I’ve found it increasingly hard to blog on current events these days, given that the political situation is so hopelessly in a shambles that any comments from me would be just restating the obvious. Hurricanes and other disasters likewise get more than adequate coverage: I have nothing of substance to add.
Lately, then, I’ve tried to focus on interesting things from the world of archaeology, or possibly other things that might interest a reader or two — at least those who enjoy a bit of vicarious travel.
Susan and I decided to actually take a break during Fall Break this year, so I used up some Frequent Flier miles and we flew to Sedona, Arizona. After all the rain and storms we’ve had here, we thought it would be a nice break to visit the high desert for some serious hiking.
Some desert: two days before we arrived, the area was hit with flash floods that closed some roads and trashed parts of some trails. High temperatures were in the fifties to low sixties — but our lodging at “Canyon Wren Cabins” was nice, and the trails were still calling our name, and we were ready to answer.
We tackled Sterling Pass, the most strenuous of the ones we chose, first. We could walk to the trailhead from our cabin. The trail is a five-and-a-half mile trek beginning with a steep ascent of more than 1,600 feet in elevation, then down the other side of the pass — and we threw in a side trip to Vultee Arch before doubling back. The main problem was that there were so many impressive things around that we kept stopping for pictures or to drink in the sights (as well as lots of water), so it took us the better part of a day to get over and back.
One of the most amazing things was the change in landscape when we crossed from the sunny side of the mountain to the shady side, so steep that it never sees the morning sun. The soil, the trees, the plants: virtually everything was different, as deeper and richer earth gave rise to all things green.
The second day started out to be easier, with only a little more than a thousand foot change in elevation. It began with a nice climb up and across Brins Mesa, a connection to Soldier’s Pass Trail to start back down, then a hard left on Cibola Pass trail for a nice five-point-something mile loop back to the parking lot (be sure to click the picture below for a larger version).
There was lots to see there, too — but just as we passed a huge sinkhole known as “the Devil’s Kitchen” and turned for Cibola Pass, the dark cloud we’d been watching broke loose. Lightning flared nearby and thunder rolled. We debated whether our trekking poles would attract lightning. Our jackets offered little protection for the sheets of cold rain that quickly soaked through our pants.
What’s worse, every crease in the landscape quickly became a rapidly flowing orange stream and the rain washed away any footprints that might have helped us stay on the trail, marked only by occasional cairns of stones. Every rivulet looked like a trail.

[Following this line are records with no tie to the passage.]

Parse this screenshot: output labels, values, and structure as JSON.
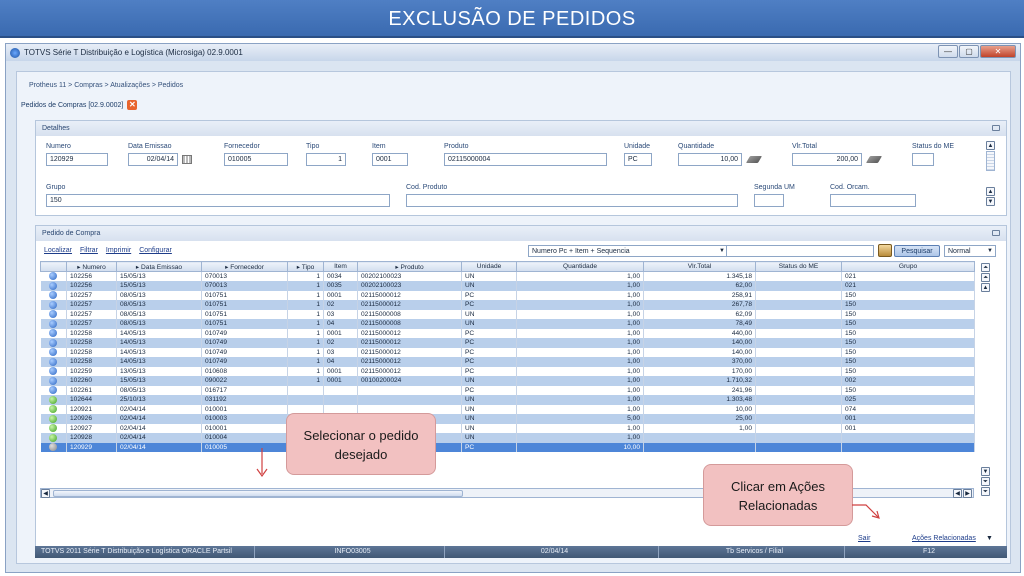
{
  "banner": {
    "title": "EXCLUSÃO DE PEDIDOS"
  },
  "window": {
    "title": "TOTVS Série T Distribuição e Logística (Microsiga) 02.9.0001",
    "minimize": "—",
    "maximize": "▢",
    "close": "✕"
  },
  "breadcrumb": "Protheus 11 > Compras  > Atualizações > Pedidos",
  "doc_tab": {
    "label": "Pedidos de Compras [02.9.0002]",
    "close": "✕"
  },
  "details": {
    "header": "Detalhes",
    "fields": {
      "numero": {
        "label": "Numero",
        "value": "120929"
      },
      "data_emissao": {
        "label": "Data Emissao",
        "value": "02/04/14"
      },
      "fornecedor": {
        "label": "Fornecedor",
        "value": "010005"
      },
      "tipo": {
        "label": "Tipo",
        "value": "1"
      },
      "item": {
        "label": "Item",
        "value": "0001"
      },
      "produto": {
        "label": "Produto",
        "value": "02115000004"
      },
      "unidade": {
        "label": "Unidade",
        "value": "PC"
      },
      "quantidade": {
        "label": "Quantidade",
        "value": "10,00"
      },
      "vlr_total": {
        "label": "Vlr.Total",
        "value": "200,00"
      },
      "status_me": {
        "label": "Status do ME",
        "value": ""
      },
      "grupo": {
        "label": "Grupo",
        "value": "150"
      },
      "cod_produto": {
        "label": "Cod. Produto",
        "value": ""
      },
      "segunda_um": {
        "label": "Segunda UM",
        "value": ""
      },
      "cod_orcam": {
        "label": "Cod. Orcam.",
        "value": ""
      }
    }
  },
  "grid_panel": {
    "header": "Pedido de Compra",
    "links": [
      "Localizar",
      "Filtrar",
      "Imprimir",
      "Configurar"
    ],
    "index_select": "Numero Pc + Item + Sequencia",
    "search_value": "",
    "search_button": "Pesquisar",
    "mode_select": "Normal",
    "columns": [
      "",
      "▸ Numero",
      "▸ Data Emissao",
      "▸ Fornecedor",
      "▸ Tipo",
      "Item",
      "▸ Produto",
      "Unidade",
      "Quantidade",
      "Vlr.Total",
      "Status do ME",
      "Grupo"
    ],
    "rows": [
      {
        "status": "blue",
        "numero": "102256",
        "data": "15/05/13",
        "forn": "070013",
        "tipo": "1",
        "item": "0034",
        "prod": "00202100023",
        "un": "UN",
        "qtd": "1,00",
        "total": "1.345,18",
        "st": "",
        "grupo": "021"
      },
      {
        "status": "blue",
        "numero": "102256",
        "data": "15/05/13",
        "forn": "070013",
        "tipo": "1",
        "item": "0035",
        "prod": "00202100023",
        "un": "UN",
        "qtd": "1,00",
        "total": "62,00",
        "st": "",
        "grupo": "021"
      },
      {
        "status": "blue",
        "numero": "102257",
        "data": "08/05/13",
        "forn": "010751",
        "tipo": "1",
        "item": "0001",
        "prod": "02115000012",
        "un": "PC",
        "qtd": "1,00",
        "total": "258,91",
        "st": "",
        "grupo": "150"
      },
      {
        "status": "blue",
        "numero": "102257",
        "data": "08/05/13",
        "forn": "010751",
        "tipo": "1",
        "item": "02",
        "prod": "02115000012",
        "un": "PC",
        "qtd": "1,00",
        "total": "267,78",
        "st": "",
        "grupo": "150"
      },
      {
        "status": "blue",
        "numero": "102257",
        "data": "08/05/13",
        "forn": "010751",
        "tipo": "1",
        "item": "03",
        "prod": "02115000008",
        "un": "UN",
        "qtd": "1,00",
        "total": "62,09",
        "st": "",
        "grupo": "150"
      },
      {
        "status": "blue",
        "numero": "102257",
        "data": "08/05/13",
        "forn": "010751",
        "tipo": "1",
        "item": "04",
        "prod": "02115000008",
        "un": "UN",
        "qtd": "1,00",
        "total": "78,49",
        "st": "",
        "grupo": "150"
      },
      {
        "status": "blue",
        "numero": "102258",
        "data": "14/05/13",
        "forn": "010749",
        "tipo": "1",
        "item": "0001",
        "prod": "02115000012",
        "un": "PC",
        "qtd": "1,00",
        "total": "440,00",
        "st": "",
        "grupo": "150"
      },
      {
        "status": "blue",
        "numero": "102258",
        "data": "14/05/13",
        "forn": "010749",
        "tipo": "1",
        "item": "02",
        "prod": "02115000012",
        "un": "PC",
        "qtd": "1,00",
        "total": "140,00",
        "st": "",
        "grupo": "150"
      },
      {
        "status": "blue",
        "numero": "102258",
        "data": "14/05/13",
        "forn": "010749",
        "tipo": "1",
        "item": "03",
        "prod": "02115000012",
        "un": "PC",
        "qtd": "1,00",
        "total": "140,00",
        "st": "",
        "grupo": "150"
      },
      {
        "status": "blue",
        "numero": "102258",
        "data": "14/05/13",
        "forn": "010749",
        "tipo": "1",
        "item": "04",
        "prod": "02115000012",
        "un": "PC",
        "qtd": "1,00",
        "total": "370,00",
        "st": "",
        "grupo": "150"
      },
      {
        "status": "blue",
        "numero": "102259",
        "data": "13/05/13",
        "forn": "010608",
        "tipo": "1",
        "item": "0001",
        "prod": "02115000012",
        "un": "PC",
        "qtd": "1,00",
        "total": "170,00",
        "st": "",
        "grupo": "150"
      },
      {
        "status": "blue",
        "numero": "102260",
        "data": "15/05/13",
        "forn": "090022",
        "tipo": "1",
        "item": "0001",
        "prod": "00100200024",
        "un": "UN",
        "qtd": "1,00",
        "total": "1.710,32",
        "st": "",
        "grupo": "002"
      },
      {
        "status": "blue",
        "numero": "102261",
        "data": "08/05/13",
        "forn": "016717",
        "tipo": "",
        "item": "",
        "prod": "",
        "un": "PC",
        "qtd": "1,00",
        "total": "241,96",
        "st": "",
        "grupo": "150"
      },
      {
        "status": "green",
        "numero": "102644",
        "data": "25/10/13",
        "forn": "031192",
        "tipo": "",
        "item": "",
        "prod": "",
        "un": "UN",
        "qtd": "1,00",
        "total": "1.303,48",
        "st": "",
        "grupo": "025"
      },
      {
        "status": "green",
        "numero": "120921",
        "data": "02/04/14",
        "forn": "010001",
        "tipo": "",
        "item": "",
        "prod": "",
        "un": "UN",
        "qtd": "1,00",
        "total": "10,00",
        "st": "",
        "grupo": "074"
      },
      {
        "status": "green",
        "numero": "120926",
        "data": "02/04/14",
        "forn": "010003",
        "tipo": "",
        "item": "",
        "prod": "",
        "un": "UN",
        "qtd": "5,00",
        "total": "25,00",
        "st": "",
        "grupo": "001"
      },
      {
        "status": "green",
        "numero": "120927",
        "data": "02/04/14",
        "forn": "010001",
        "tipo": "",
        "item": "",
        "prod": "",
        "un": "UN",
        "qtd": "1,00",
        "total": "1,00",
        "st": "",
        "grupo": "001"
      },
      {
        "status": "green",
        "numero": "120928",
        "data": "02/04/14",
        "forn": "010004",
        "tipo": "",
        "item": "",
        "prod": "",
        "un": "UN",
        "qtd": "1,00",
        "total": "",
        "st": "",
        "grupo": ""
      },
      {
        "status": "gray",
        "numero": "120929",
        "data": "02/04/14",
        "forn": "010005",
        "tipo": "1",
        "item": "0001",
        "prod": "02115000004",
        "un": "PC",
        "qtd": "10,00",
        "total": "",
        "st": "",
        "grupo": ""
      }
    ]
  },
  "actions": {
    "sair": "Sair",
    "acoes": "Ações Relacionadas"
  },
  "callouts": {
    "select": "Selecionar o pedido desejado",
    "actions": "Clicar em Ações Relacionadas"
  },
  "statusbar": [
    "TOTVS 2011 Série T Distribuição e Logística ORACLE Partsil",
    "INFO03005",
    "02/04/14",
    "Tb Servicos / Filial",
    "F12"
  ],
  "colors": {
    "selected_row": "#4d86d8",
    "alt_row": "#b9cfeb",
    "callout": "#f2c1c1",
    "banner": "#3a6ab0"
  }
}
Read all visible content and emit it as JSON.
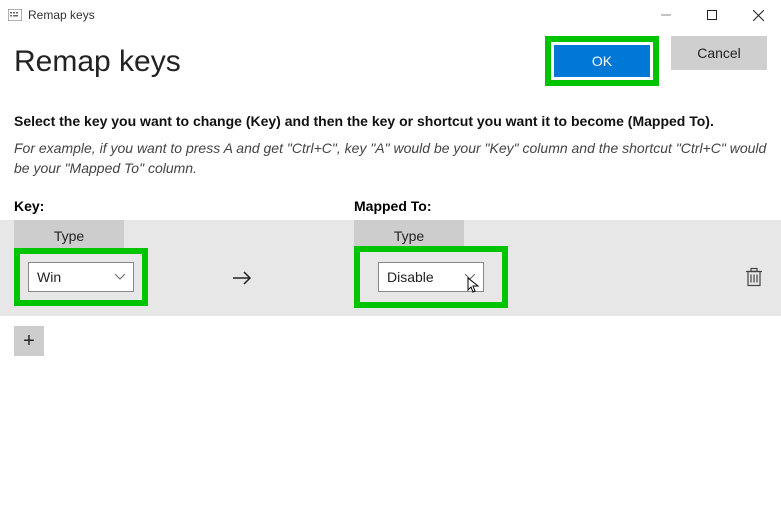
{
  "window": {
    "title": "Remap keys"
  },
  "header": {
    "main_title": "Remap keys",
    "ok_label": "OK",
    "cancel_label": "Cancel"
  },
  "instructions": {
    "bold": "Select the key you want to change (Key) and then the key or shortcut you want it to become (Mapped To).",
    "italic": "For example, if you want to press A and get \"Ctrl+C\", key \"A\" would be your \"Key\" column and the shortcut \"Ctrl+C\" would be your \"Mapped To\" column."
  },
  "columns": {
    "key_label": "Key:",
    "mapped_label": "Mapped To:",
    "type_label_key": "Type",
    "type_label_mapped": "Type"
  },
  "mapping": {
    "key_value": "Win",
    "mapped_value": "Disable",
    "add_label": "+"
  }
}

And then it started hailing, peppering us with pea-sized bits of ice.
And then my cell phone battery died, rendering my “All Trails” app useless at keeping us on the trail.
But we persevered, and despite a couple of short ventures off trail, we found our way back to the parking lot and happily settled into the car, whose windows immediately fogged up. We noticed a lone lady trying to read a map and offered her a ride back to her car at a different trailhead. It delayed our hot showers and dry clothes for half an hour, but was the right thing to do.
The next day we decided to take it easy. We still hiked six or seven miles, but the change in elevation was only a few hundred feet. We started with a loop around Courthouse Butte and Bell Rock, the rocky core of what used to be a larger mountain before wind and rain and more wind whittled it down to a giant edifice displaying ancient layers of limestone and sandstone.
From there we drove to Red Rock park, where rain had washed away all but one footbridge over Oak Creek, but we still enjoyed nice vistas of Cathedral Rock and even spied a few faded petroglyphs left by Native Americans.
Our final day took us outside of town for another five-or-so-mile loop, this time hiking along the majestic inner bowl of of Mescal Mountain before connecting with Deadman’s Pass and the Long Canyon trail. The day started out cold but turned gorgeous, allowing us to shed our jackets even before hitting the trail.
The town of Sedona is a touristy spot with horrendous traffic winding along two-lane roads and lots of roundabouts, but the surrounding area is a celebration of rocks. It’s staggering to look at majestic formations with visible layers going back more than three hundred million years, testament to advancing and retreating seas, eons of sandy winds, and a period of volcanic activity that produced basalt to punctuate the cake-like layers of limestone and sandstone. The layers vary in color based on their composition, with the predominant red rocks gaining their rusty color from, well, rust, as iron within the stone turned to iron oxide.
The psalmist was not the first nor the last to sing of God as our “rock” and our salvation. The metaphor implies that rocks are steady and sure and don’t change, but a look around places like Sedona remind us that even mountains of rock are subject to erosion that wears them down and changes them.
But, it’s also a reminder that all that wind-blown sandy sculpture has become more beautiful through the slow grind of hundreds of millions of years.
Our lives are an infinitesimal fraction of earth-time, but it is the time we have — time enough to grow old and change in ways that wear our once-smooth skin and toned muscles into craggy wrinkles that have their own kind of beauty — one that we don’t need air travel to see and appreciate.